A group of rich Republicans is raising money to support same-sex marriage. By doing so, they reveal a fundamental split in conservative ranks between two very different philosophies.
On one side are Western or frontier conservatives, who truly believe in small government and individual choice. On the other are Southern or evangelical conservatives, who think government should be used to enforce moral values and determine personal decisions.
Live and let live
One key supporter of gay marriage is Paul E. Singer, a billionaire hedge fund manager who has contributed heavily to many conservative causes. He's a Jewish guy from New Jersey, not a Westerner, but he also has a gay son who is married to his partner. And when it comes to social issues, Singer identifies with the pragmatic, live-and-let-live tradition of the frontier.
"The concept of gay unions fits very well within our framework of individual liberty and our belief that strong families make for a stronger society," Singer told The New York Times. "The institution of marriage is in very bad shape in this country, yet gay and lesbian couples want very much to be part of it. ... This should be what we want as conservatives, for people to cherish and respect this model and to want it for themselves."
Singer represents a long and distinguished tradition that once flourished in the Republican Party. Barry Goldwater, dubbed "Mr. Conservative" when he ran for president on the GOP ticket in 1964, exemplified that tradition by supporting Planned Parenthood and backing a woman's right to manage her own reproductive system.
"My father," said Joanne Goldwater, "being conservative, he felt that the government should not decide what women do with their bodies."
With the movement of Southern states into the Republican Party — a trend that started, ironically, with Goldwater's campaign of 1964 — the Goldwater version of conservatism has been eclipsed by what might be called the Helms version: a philosophy advanced by Jesse Helms, the late senator from North Carolina, and fundamentalist preachers like Pat Robertson and Jerry Falwell.
It is a philosophy inspired more by religion than experience, by preachers more than ranchers, by following rules rather than solving problems. At its core, that philosophy says: There's a right way and a wrong way to live, and government should regulate private behavior on social issues like abortion, marriage and prayer.
Many Westerners have never cottoned to that view of conservatism. Sen. John McCain, who represents Goldwater's home state of Arizona, famously and accurately denounced Robertson and Falwell as "agents of intolerance" during his failed bid for the Republican nomination in 2000. "The political tactics of division and slander are not our values," he said.

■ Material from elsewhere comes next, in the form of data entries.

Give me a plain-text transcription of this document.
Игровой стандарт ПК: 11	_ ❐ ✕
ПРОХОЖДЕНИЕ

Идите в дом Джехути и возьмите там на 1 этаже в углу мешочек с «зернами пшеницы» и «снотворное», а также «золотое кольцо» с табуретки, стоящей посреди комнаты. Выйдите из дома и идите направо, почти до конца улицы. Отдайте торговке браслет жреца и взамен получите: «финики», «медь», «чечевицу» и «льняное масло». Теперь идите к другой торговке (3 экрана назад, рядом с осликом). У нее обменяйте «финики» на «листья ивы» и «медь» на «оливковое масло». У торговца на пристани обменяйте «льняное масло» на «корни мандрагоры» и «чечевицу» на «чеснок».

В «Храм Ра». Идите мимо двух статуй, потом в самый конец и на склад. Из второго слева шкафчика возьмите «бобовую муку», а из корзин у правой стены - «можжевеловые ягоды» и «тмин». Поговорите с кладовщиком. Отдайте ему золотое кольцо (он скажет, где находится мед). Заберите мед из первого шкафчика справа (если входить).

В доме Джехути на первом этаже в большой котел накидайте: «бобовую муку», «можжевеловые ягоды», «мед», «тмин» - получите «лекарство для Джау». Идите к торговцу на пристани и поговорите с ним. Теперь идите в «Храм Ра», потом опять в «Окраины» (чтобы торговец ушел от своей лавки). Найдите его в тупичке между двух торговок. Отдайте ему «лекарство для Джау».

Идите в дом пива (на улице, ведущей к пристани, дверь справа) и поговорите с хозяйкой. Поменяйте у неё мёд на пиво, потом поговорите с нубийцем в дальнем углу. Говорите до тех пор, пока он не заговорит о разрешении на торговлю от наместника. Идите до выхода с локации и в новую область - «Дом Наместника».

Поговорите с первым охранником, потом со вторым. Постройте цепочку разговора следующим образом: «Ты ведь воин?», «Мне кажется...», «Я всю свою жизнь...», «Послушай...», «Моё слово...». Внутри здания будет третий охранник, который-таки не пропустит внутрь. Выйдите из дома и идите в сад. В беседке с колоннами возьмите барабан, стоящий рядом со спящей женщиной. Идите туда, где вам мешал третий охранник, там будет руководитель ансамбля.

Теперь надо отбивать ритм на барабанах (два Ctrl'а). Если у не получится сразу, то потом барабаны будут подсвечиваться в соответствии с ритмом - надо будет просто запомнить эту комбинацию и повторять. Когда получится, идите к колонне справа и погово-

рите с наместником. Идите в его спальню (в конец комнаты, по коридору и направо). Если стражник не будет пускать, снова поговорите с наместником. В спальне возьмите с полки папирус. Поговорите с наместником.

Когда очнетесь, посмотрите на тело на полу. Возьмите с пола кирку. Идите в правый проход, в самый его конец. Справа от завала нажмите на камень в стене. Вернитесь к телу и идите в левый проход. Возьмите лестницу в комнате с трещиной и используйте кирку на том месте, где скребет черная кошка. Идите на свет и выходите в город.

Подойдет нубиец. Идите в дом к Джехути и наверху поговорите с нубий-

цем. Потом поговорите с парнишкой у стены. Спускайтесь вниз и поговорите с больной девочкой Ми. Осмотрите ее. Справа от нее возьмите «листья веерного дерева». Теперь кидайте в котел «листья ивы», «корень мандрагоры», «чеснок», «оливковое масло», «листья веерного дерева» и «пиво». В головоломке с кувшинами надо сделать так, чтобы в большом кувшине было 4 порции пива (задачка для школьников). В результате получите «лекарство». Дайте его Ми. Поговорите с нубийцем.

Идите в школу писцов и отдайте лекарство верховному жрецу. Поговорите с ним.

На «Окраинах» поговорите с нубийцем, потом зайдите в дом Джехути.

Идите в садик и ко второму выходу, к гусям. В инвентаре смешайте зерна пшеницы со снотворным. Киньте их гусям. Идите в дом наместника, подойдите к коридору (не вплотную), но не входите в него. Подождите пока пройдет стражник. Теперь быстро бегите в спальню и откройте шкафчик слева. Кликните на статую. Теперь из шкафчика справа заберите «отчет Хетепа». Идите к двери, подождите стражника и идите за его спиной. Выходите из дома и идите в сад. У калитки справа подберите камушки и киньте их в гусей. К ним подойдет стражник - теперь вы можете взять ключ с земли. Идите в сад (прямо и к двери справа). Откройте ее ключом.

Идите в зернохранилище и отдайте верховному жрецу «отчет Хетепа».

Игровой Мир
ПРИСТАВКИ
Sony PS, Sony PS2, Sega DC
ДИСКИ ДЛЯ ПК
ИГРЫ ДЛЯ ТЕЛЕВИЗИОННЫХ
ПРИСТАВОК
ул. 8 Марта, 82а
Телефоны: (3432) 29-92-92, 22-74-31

Falwell is long dead and Robertson is largely retired, but their banner of intolerance is now carried aloft by radio talk show hosts who enforce party orthodoxy and denounce heretics who dare to stray from sacred doctrine. Republican pollster Frank Luntz offered a glimpse into the struggle splintering the GOP when he spoke recently at the University of Pennsylvania.
Radio hosts — he specifically mentioned Rush Limbaugh and Mark Levin — "get great ratings, and they drive the message, and it's really problematic," said Luntz.
As an example he mentioned Sen. Marco Rubio, the Florida Republican who is "getting destroyed" by Limbaugh, Levin & Co. for "trying to find a legitimate, long-term, effective solution to immigration that isn't the traditional Republican approach."
What Luntz understands is that radio hosts do not have the best interests of the Republican Party at heart. What they care about is "great ratings," and to get them, they have to emphasize divisions and exploit grievances. No matter that Rubio is bravely trying to save the Republican Party from itself. Effective compromises don't sell on talk radio; only conflict and anger do.
Republicans like Paul Singer and Frank Luntz are trying to free their party from the "agents of intolerance," the Grand Inquisitors who dictate doctrine and drive away women and gays, young people and immigrants. But the odds are against them.